"Can you not be silent before him?" Scirocco attacks him.
"No," replies Pistasch, lazily; "I have never accustomed myself to keeping secrets; respectable people have no secrets. Besides, Lanzberg begins to be fairly unbearable, his manner has become so unsteady, so nervous; he no longer finishes a single sentence correctly, has not an opinion of his own, and crouches like a whipped dog. He makes me nervous."
"Are you of stone, have you no heart?" cries Scirocco.
"I am under no obligations to Lanzberg," grumbles Pistasch, very defiantly. "I----"
"Yes, you would be ashamed to protect him a little," says Scirocco, cuttingly. "Recently when L---- remarked to you that you seemed to associate with Lanzberg a great deal, you replied, 'Yes, he has a pretty wife!' Really, Pistasch, at that moment, in my eyes, you stood morally lower than poor Felix."
"Really," Pistasch imitates his cousin's tragic tone, "I think I have blundered into an educational institution! Lectures and nothing but lectures! First you, then Mimi. How you can permit yourself to compare me with a man like a 'certain Lanzberg.'"
"Do not talk yourself into useless heat, my dear fellow," says Scirocco, laying his hand on his shoulder. "At present I feel just as inclined to fight a duel with you as I should to cut my own brother's throat. Consider a little and you will come to the conclusion that you are in the wrong."
Scirocco leaves the billiard-room. For a while Pistasch pushes the ivory balls over the green table with furious zeal, then he throws himself irritably into an arm-chair.

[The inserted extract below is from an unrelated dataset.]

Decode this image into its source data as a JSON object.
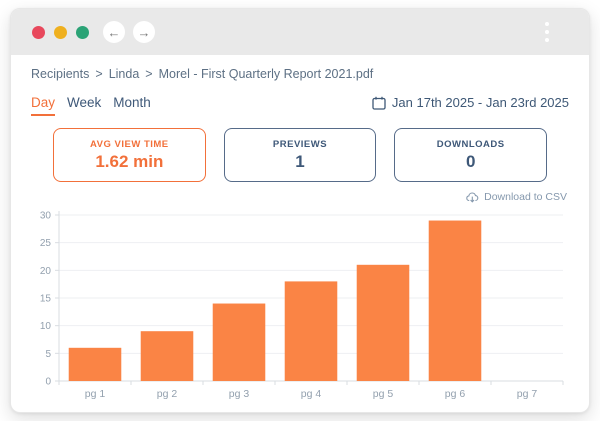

Yes, he feels plainly that he is in the wrong, but he cannot resolve to change his behavior to Felix. He might at least avoid him, but just now, because and in defiance of Linda's prudishness, he does not wish to. His prejudice against Linda was nothing but arrogant affectation, but his antipathy to Felix is sincere; it almost resembles that aversion which many egoistic men feel for one mortally ill.
Rhoeden spends an hour in teaching the Countess--a totally unmusical woman who does not know a note, has no feeling for rhythm, but possesses a good voice and a great desire to shine in that direction--twelve bars of a new Italian romance of Tosti.